La mattina dopo, 2 gennaio,  notiamo che nell'oasi c'è una laghetto d'acqua calda con temperatura intorno ai 30°, ideale per ottimo bagno rilassante. Dopodiché visitiamo gli affascinanti resti di un fortino romano a qualche km di distanza, immerso nelle dune dell’Erg. Partiamo verso l’ora di pranzo per il nostro ennesimo “full immersion” tra le dune, riempiendo prima i serbatoi e taniche di carburante ad un distributore manuale: il carburante, infatti,  viene estratto dai barili con l'aiuto di una pompa a mano…..qui nell’oasi  il tempo si e’ praticamente fermato ! La nostra meta è il pozzo di Bir Mida ma la pista si rivela subito molto tecnica ed impegnativa per i mezzi. Ci fermiamo per fare campo dopo aver percorso solamente 10 km fra le dune…..siamo sfiniti ed affamati. Anche questa sera cuciniamo il pane sotto la sabbia per tutti, ottimo anche se ogni tanto fra i denti si avverte la presenza di qualche granello di sabbia……ma praticamente nessuno ci fa ormai caso dato che ormai  siamo tutti coperti da un velo di sabbia ocre ! Totale km 70

Il giorno dopo, 3 gennaio, smontiamo il campo presto e subito iniziamo a procedere lentamente fra le dune, in un dolce zig zag, aprendoci la strada con la pale e piastre antisabbia. Arriviamo finalmente al pozzo di Bir Mida, nostro giro di boa dopodiché puntiamo i nostri mezzi in direzione di Ksar Ghilane per chiudere il percorso ad anello. Ma inaspettatamente il percorso e’ cambiato con gli ultimi venti autunnali e le dune ci sbarrano la strada in modo diverso……praticamente ci troviamo ad affrontarle dalla parte sbagliata, ossia sottovento. Qualcuno prova insidiosi passaggi alternativi ma ad un certo punto Paolo “Range” (soprannominato per il modello di 4x4 che aveva)  nell’affrontare una duna con troppa velocità  si ribalta su un fianco, per via di una buca nascosta ……il gelo cala sul gruppo. Accorriamo subito in suo aiuto ed appena constatato che nessuno si era fatto male, scattano le risate di sfogo e le foto di rito!!! Riportiamo l’auto dritta tirando di lato con una serie di cinte e con l’aiuto di un altro 4x4. mentre nel frattempo il piccolo Samuele (la nostra mascotte di 4 anni) si diverte a rotolarsi giù dalle alte  dune ! Chiudiamo il tour tornando a Khar Ghilane dove trascorriamo  l'ultima notte nel deserto.
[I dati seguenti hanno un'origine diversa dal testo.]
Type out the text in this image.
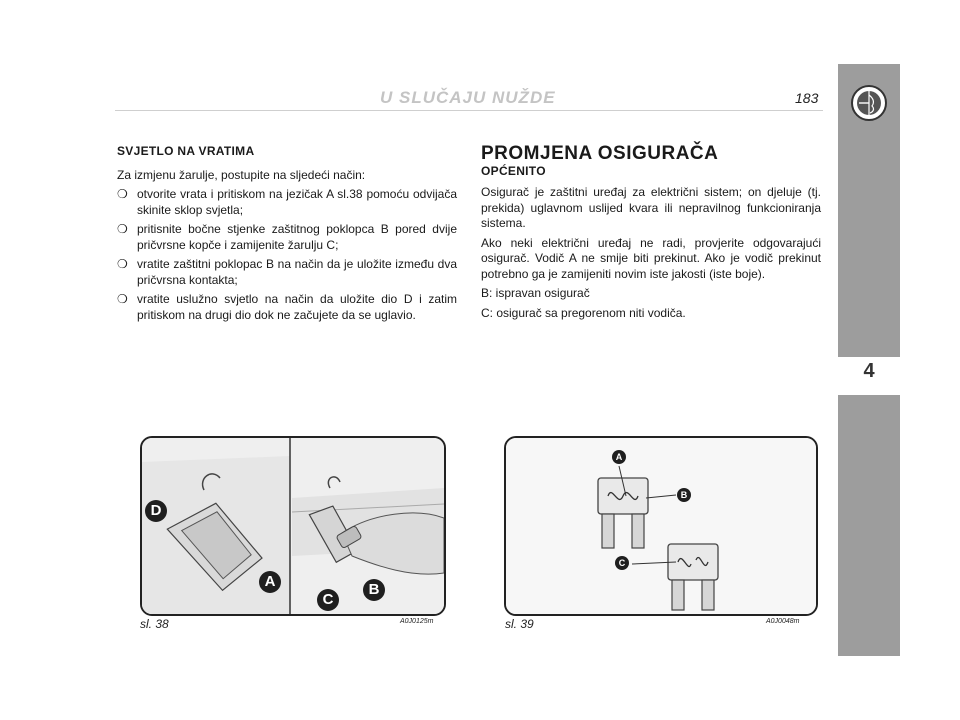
U SLUČAJU NUŽDE	183
4
SVJETLO NA VRATIMA

Za izmjenu žarulje, postupite na sljedeći način:

❍ otvorite vrata i pritiskom na jezičak A sl.38 pomoću odvijača skinite sklop svjetla;
❍ pritisnite bočne stjenke zaštitnog poklopca B pored dvije pričvrsne kopče i zamijenite žarulju C;
❍ vratite zaštitni poklopac B na način da je uložite između dva pričvrsna kontakta;
❍ vratite uslužno svjetlo na način da uložite dio D i zatim pritiskom na drugi dio dok ne začujete da se uglavio.
PROMJENA OSIGURAČA
OPĆENITO

Osigurač je zaštitni uređaj za električni sistem; on djeluje (tj. prekida) uglavnom uslijed kvara ili nepravilnog funkcioniranja sistema.

Ako neki električni uređaj ne radi, provjerite odgovarajući osigurač. Vodič A ne smije biti prekinut. Ako je vodič prekinut potrebno ga je zamijeniti novim iste jakosti (iste boje).

B: ispravan osigurač

C: osigurač sa pregorenom niti vodiča.

D
A
C
B
sl. 38	A0J0125m
A
B
C
sl. 39	A0J0048m
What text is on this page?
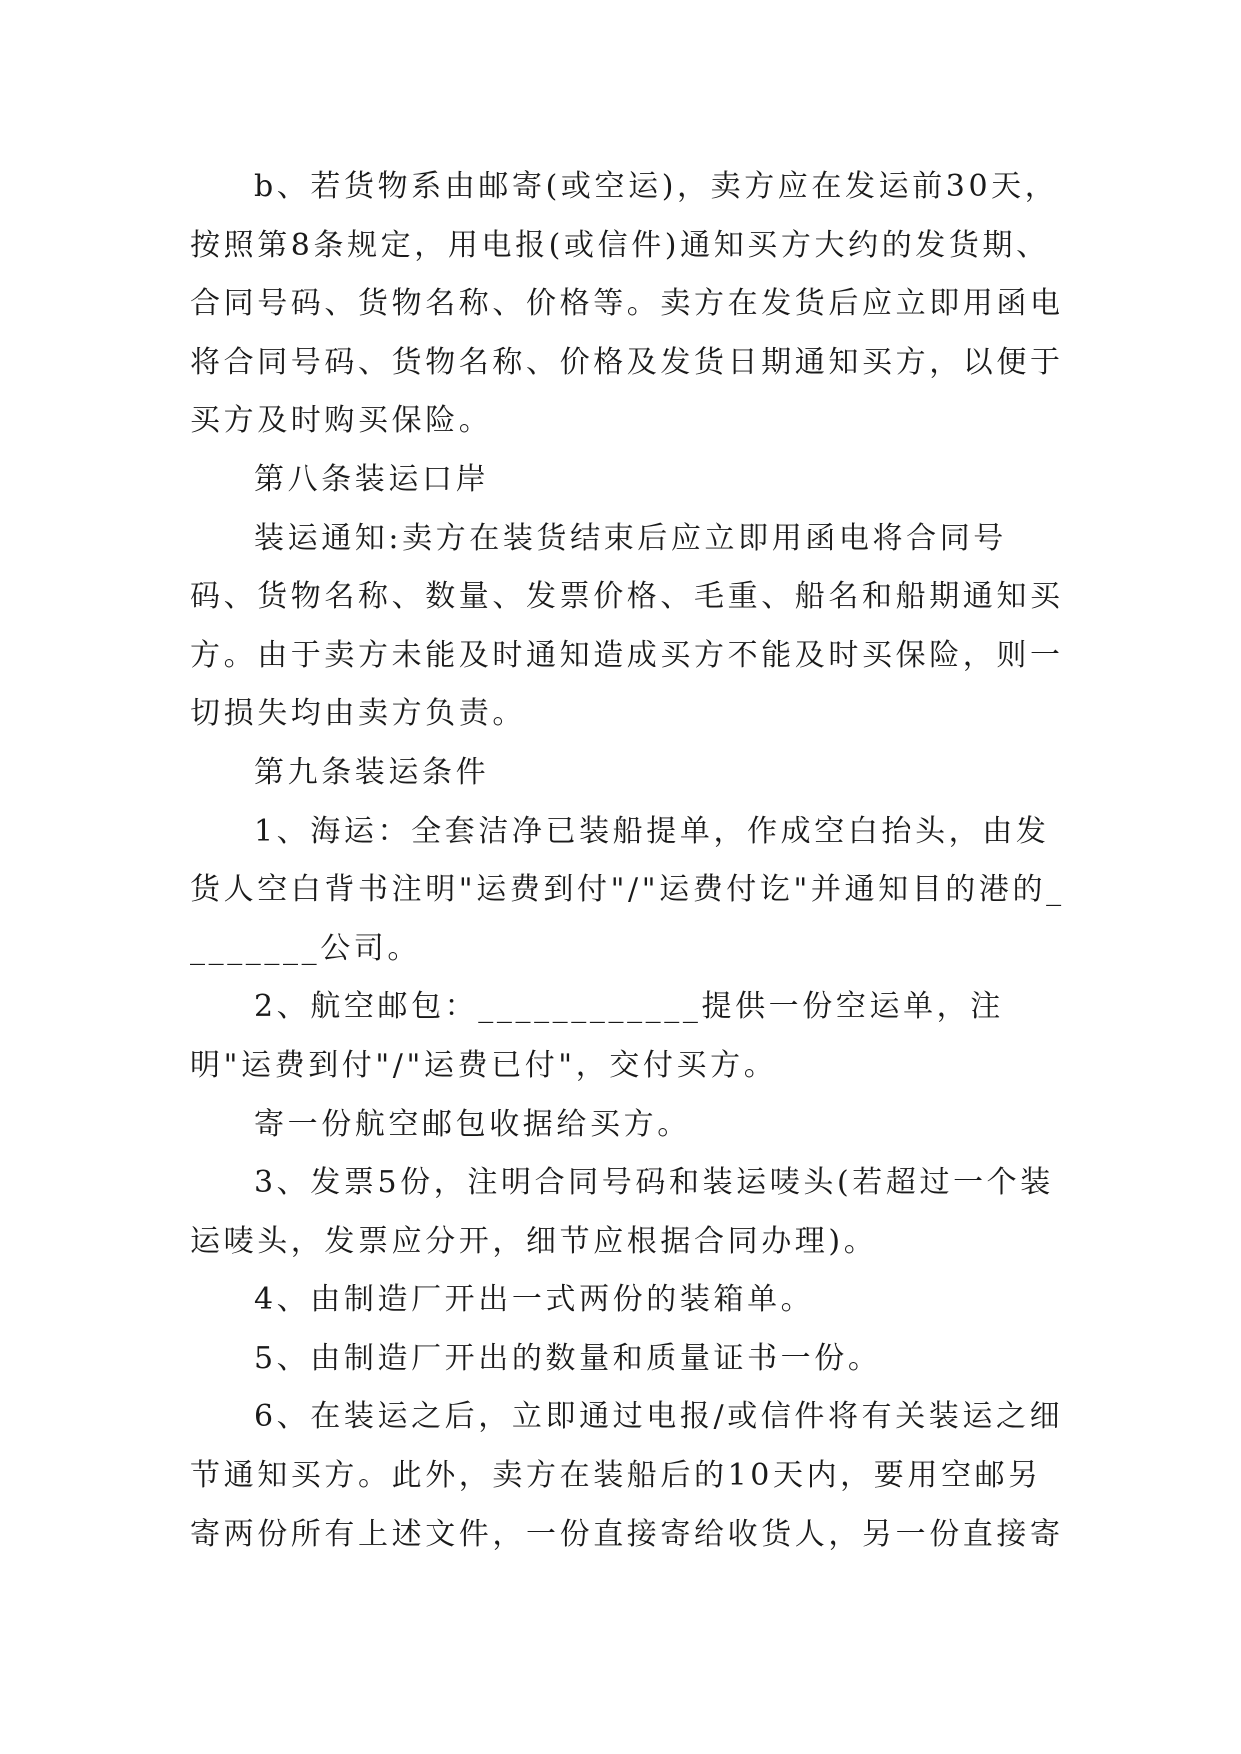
b、若货物系由邮寄(或空运)，卖方应在发运前30天，按照第8条规定，用电报(或信件)通知买方大约的发货期、合同号码、货物名称、价格等。卖方在发货后应立即用函电将合同号码、货物名称、价格及发货日期通知买方，以便于买方及时购买保险。

第八条装运口岸

装运通知:卖方在装货结束后应立即用函电将合同号码、货物名称、数量、发票价格、毛重、船名和船期通知买方。由于卖方未能及时通知造成买方不能及时买保险，则一切损失均由卖方负责。

第九条装运条件

1、海运：全套洁净已装船提单，作成空白抬头，由发货人空白背书注明"运费到付"/"运费付讫"并通知目的港的________公司。

2、航空邮包：____________提供一份空运单，注明"运费到付"/"运费已付"，交付买方。

寄一份航空邮包收据给买方。

3、发票5份，注明合同号码和装运唛头(若超过一个装运唛头，发票应分开，细节应根据合同办理)。

4、由制造厂开出一式两份的装箱单。

5、由制造厂开出的数量和质量证书一份。

6、在装运之后，立即通过电报/或信件将有关装运之细节通知买方。此外，卖方在装船后的10天内，要用空邮另寄两份所有上述文件，一份直接寄给收货人，另一份直接寄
Cena e balli tunisini intorno al fuoco rallegrano la serata. Totale km 100

Purtroppo e' ora di riprendere la direzione verso nord, 4 gennaio, ed ecco allora lasciarci velocemente alle spalle gli ultimi 90 km della pipeline, ossia la pista parallela alle condutture di olio e gas che arrivano dal sud del paese. Riguadagnato l’asfalto, arriviamo per pranzo all’oasi di montagna di Matmata dove visitiamo le sue caratteristiche abitazioni troglodite,  scavate a mano nel terreno  e profonde diversi metri…..dove il caldo non arriva ! Prima di sera si arriva a Sfax, importante città industriale della Tunisia, con la sua cittadella fortificata degna di accurata visita. Totale km 250

Il 5 gennaio, lasciamo Sfax alla volta di El Djem, cittadina famosa per il suo anfiteatro romano del III secolo,  il più grande d'Africa e perfettamente conservato. Visita d’obbligo al suo interno con le ovvie battute dei nostri compagni di viaggio romani che fanno paragoni con il “loro” Colosseo……..notiamo che nonostante il rientro a casa il morale e’ sempre alto ! Ormai siamo al termine e prima di sera arriviamo a Tunisi, con il suo traffico caotico ed i suoi carretti. Trascorriamo la serata passeggiando per il viale principale della capitale. Totale km 200

Il giorno dopo, 6 gennaio, nelle primissime ore della mattina ci resta giusto il tempo di visitare la Medina e poi tutti  al porto dove ci aspetta la nave che ci riporterà a casa.  Mentre si e’ in fila per l’imbarco, gia’ si ripensa al viaggio e si ricorda con piacere l’affiatamento instauratosi con gli altri compagni ....le risate sono state tante come i ricordi che già invadevano la nostra testa !

Ci lasciamo con la promessa di rivederci al più presto, magari in occasione di un nuovo viaggio oppure a casa di qualcuno in giro per l’Italia e nel frattempo, con la scusa di guardare le foto di viaggio sul sito  di Dimensione Avventura www.dimensioneavventura.org, sogniamo nuovi itinerari e nuove avventure  ideati  dai nostri amici Maurizio e Giuseppe.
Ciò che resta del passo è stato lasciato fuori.